Currently this research network consists of:

  • Three major research centres, in Bangkok, Mae Sot (SMRU) on the Thai-Burma border, and Vientiane, all equipped with excellent clinical research and laboratory facilities and staffed with a critical mass of well trained local and international research physicians and scientists.
  • Well established malaria research laboratories in Bangkok and Mae Sot (SMRU)
  • Microbiology research laboratories in Bangkok, Mae Sot, Ubon Ratchathani, and Vientiane.
  • New, international standard BioSafety Level 3 laboratories in Bangkok and Vientiane.
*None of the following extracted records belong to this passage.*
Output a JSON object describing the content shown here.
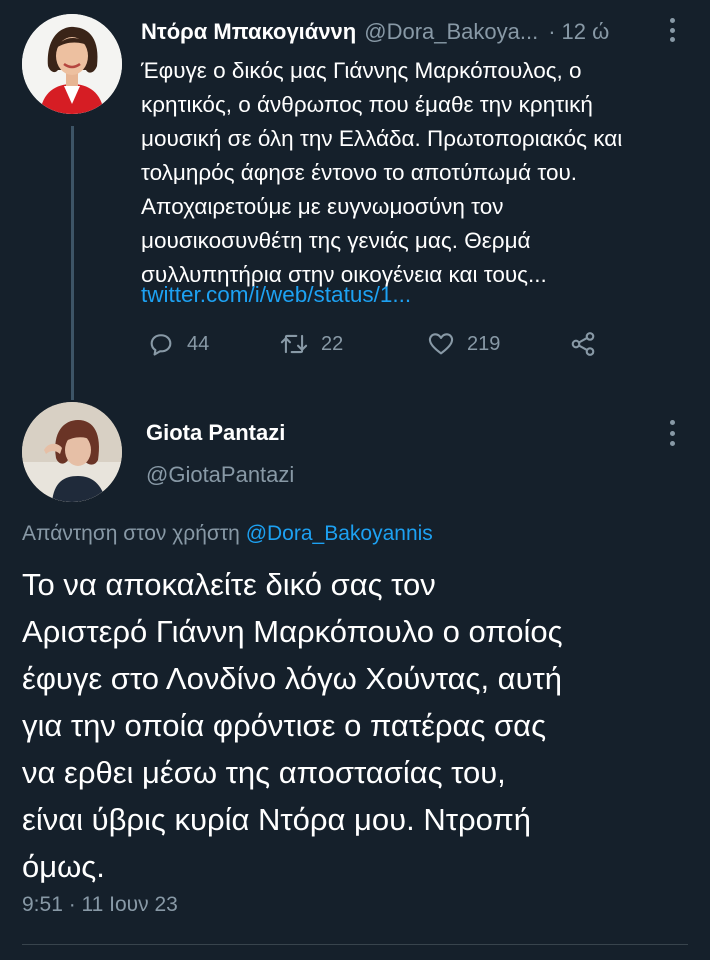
{
  "tweet1": {
    "display_name": "Ντόρα Μπακογιάννη",
    "handle": "@Dora_Bakoya...",
    "separator": "·",
    "time": "12 ώ",
    "text_lines": [
      "Έφυγε ο δικός μας Γιάννης Μαρκόπουλος, ο",
      "κρητικός, ο άνθρωπος που έμαθε την κρητική",
      "μουσική σε όλη την Ελλάδα.  Πρωτοποριακός και",
      "τολμηρός  άφησε έντονο το αποτύπωμά του.",
      "Αποχαιρετούμε με ευγνωμοσύνη τον",
      "μουσικοσυνθέτη της γενιάς μας. Θερμά",
      "συλλυπητήρια στην οικογένεια και τους..."
    ],
    "link": "twitter.com/i/web/status/1...",
    "replies": "44",
    "retweets": "22",
    "likes": "219"
  },
  "tweet2": {
    "display_name": "Giota Pantazi",
    "handle": "@GiotaPantazi",
    "reply_prefix": "Απάντηση στον χρήστη",
    "reply_mention": "@Dora_Bakoyannis",
    "text_lines": [
      "Το να αποκαλείτε δικό σας τον",
      "Αριστερό Γιάννη Μαρκόπουλο ο οποίος",
      "έφυγε στο Λονδίνο λόγω Χούντας, αυτή",
      "για την οποία φρόντισε ο πατέρας σας",
      "να ερθει μέσω της αποστασίας του,",
      "είναι ύβρις κυρία Ντόρα μου. Ντροπή",
      "όμως."
    ],
    "timestamp": "9:51 · 11 Ιουν 23"
  },
  "icons": {
    "reply": "reply-icon",
    "retweet": "retweet-icon",
    "like": "heart-icon",
    "share": "share-icon",
    "more": "more-vertical-icon"
  },
  "colors": {
    "background": "#15202b",
    "text": "#ffffff",
    "secondary": "#8899a6",
    "link": "#1da1f2",
    "thread_line": "#3d5466",
    "divider": "#38444d"
  }
}
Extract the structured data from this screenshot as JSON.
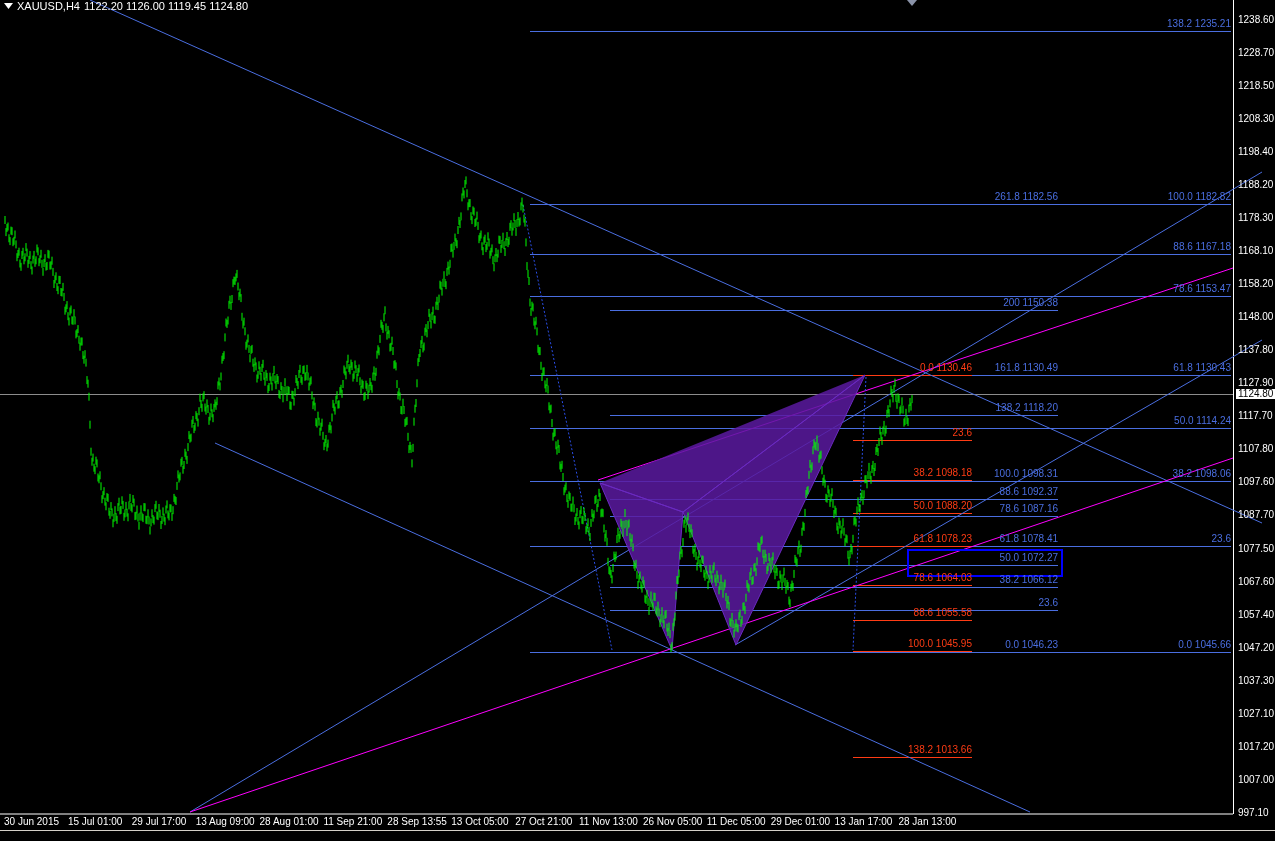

  • Two new healthy volunteer wards at the Hospital for Tropical Diseases in Bangkok for conducting detailed pharmacokinetic and Phase I studies to full Good Clinical Practice standards.
  • A world class pharmacology laboratory in Bangkok for developing and conducting assays of drugs in biological fluids.
  • A Clinical Trials Support Group to support international standards of Good Clinical practice, and a developing community engagement programme on the Thai-Burmese border.
  • Close ties with our sister programme in Vietnam, and with our wide network of clinical and scientific collaborators in Mahidol University, Oxford and elsewhere.
  • A training programme covering all aspects of human research capacity building, from training data entry clerks and laboratory technicians to supporting and supervising PhD students.
structure

Organogram of MORU - Major research departments are in orange, support departments in pink, and collaborating departments in the Faculty of Tropical Medicine are in green. Blue pentagons represent clinical study sites staffed by MORU, blue rectangles collaborative clinical study sites running studies coordinated by MORU.